Mi plan era leer este ladrillo (1500 páginas, más o menos), poco a poco, pero no puede ser. El libro me llama, tiene el demonio dentro, y yo me estoy dejando poseer. Podría esperar a terminarlo para dar mi parecer, pero no me da la gana; me apetece hacerlo así, como hoy, poquito a poco, aprovechando que la cosa viene ya distribuida en prácticas y reseñables secciones.

Hoy, la prime.

Los primeros cinco relatos incluidos en este... recopilatorio fueron recogidos anteriormente en el volumen ‘Cuentos de inquietud’, publicado también por Valdemar.

‘Karain’ es la historia de un hombre que cuenta la historia de otro hombre, concretamente el jefe guerrero de un pequeño pueblo malayo que vive atemorizado por la sombra del su pasado y que busca, llegado el momento y pese a ser famoso por su arrojo, un refugio en la incredulidad ajena. «Mi miedo sólo se disipa cuando me encuentro junto a vosotros, vuestra incredulidad os protege y mi miedo desaparece como la neblina frente al sol (**)». Pronto se hará evidente que la incredulidad ni existe ni nos protege de nada sino todo lo contario.
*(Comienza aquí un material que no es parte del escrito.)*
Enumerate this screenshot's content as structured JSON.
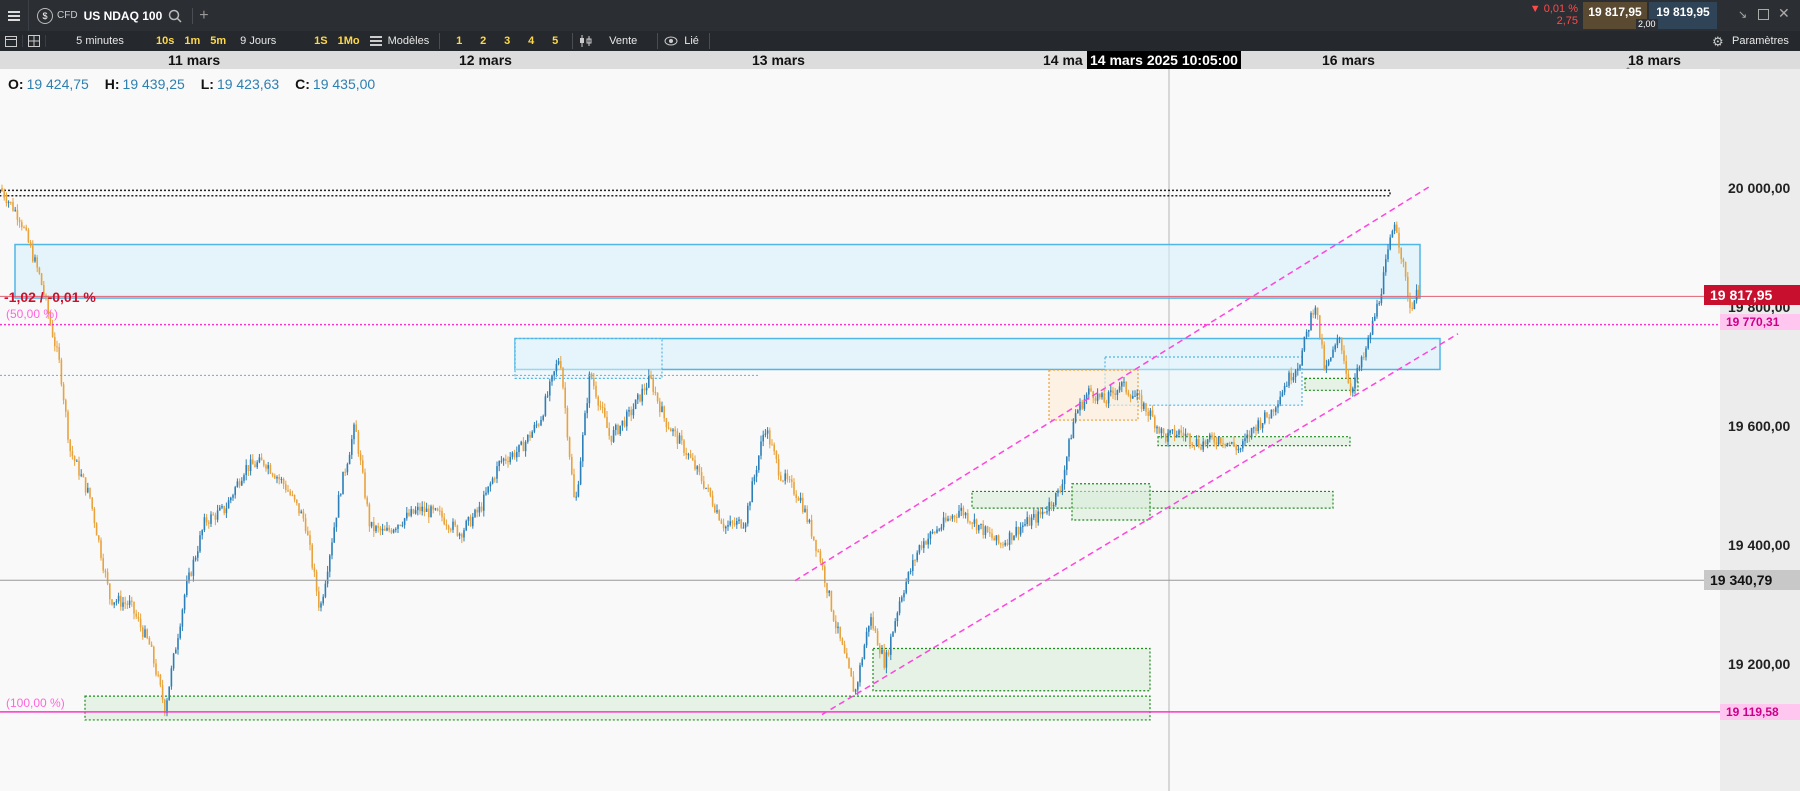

La única diferencia, parece decirnos Conrad, entre los hombres de ciencia y los salvajes es que los primeros se han demostrado mucho más hábiles a la hora de ocultar sus talismanes: «Alrededor de la figura de aquel Hollis inclinado sobre la caja surgieron de pronto todos los espectros concentrados del descreído Occidente, y, abandonados por hombres que estaban convencidos de ser sabios y de poder vivir sus vidas a solas y en paz, todos aquellos fantasmas dejados por un mundo incrédulo, todas las sombras erráticas y maravillosas de mujeres que fueron amadas, los hermosos espectros de los ideales asumidos, olvidados, rechazados y defendidos, todos los desamparados fantasmas cargados de reproches de los amigos olvidados, los calumniados, los traicionados, los que habían muerto en el transcurso del camino (**)».


‘Los idiotas’ es, según el propio narrador, «una historia terrible a la par que sencilla como siempre lo son las crónicas de secretas aflicciones soportadas por almas simples (*)». En este cuento un hombre y una mujer sólo tienen hijos idiotas, lo que lleva al hombre a odiarse y lamentar con ferocidad que no podrá evitar la extinción de su apellido. Es un relato que va justo de moraleja, pero muy interesante en cualquier caso, y deliciosamente ameno. Citando a John Stape, Los idiotas está «ambientado en el campo de la Bretaña donde se encontraban entonces Conrad y su esposa, ensaya una exploración de las costumbres campesinas al estilo de Poradowska en el marco del relato trágico de una mujer obligada a mantener relaciones sexuales —y a tener hijos disminuidos psíquicos— con un brutal esposo. Para escapar a este infierno la mujer apuñala al marido y luego se suicida. Se trata probablemente de la historia más sombría jamás escrita durante una luna de miel, y tal como aventuró un biógrafo, ofrecería «gran diversión a los futuros críticos psicoanalíticos de Conrad» (Las vidas de Joseph Conrad, John Stape, Lumen, 2011).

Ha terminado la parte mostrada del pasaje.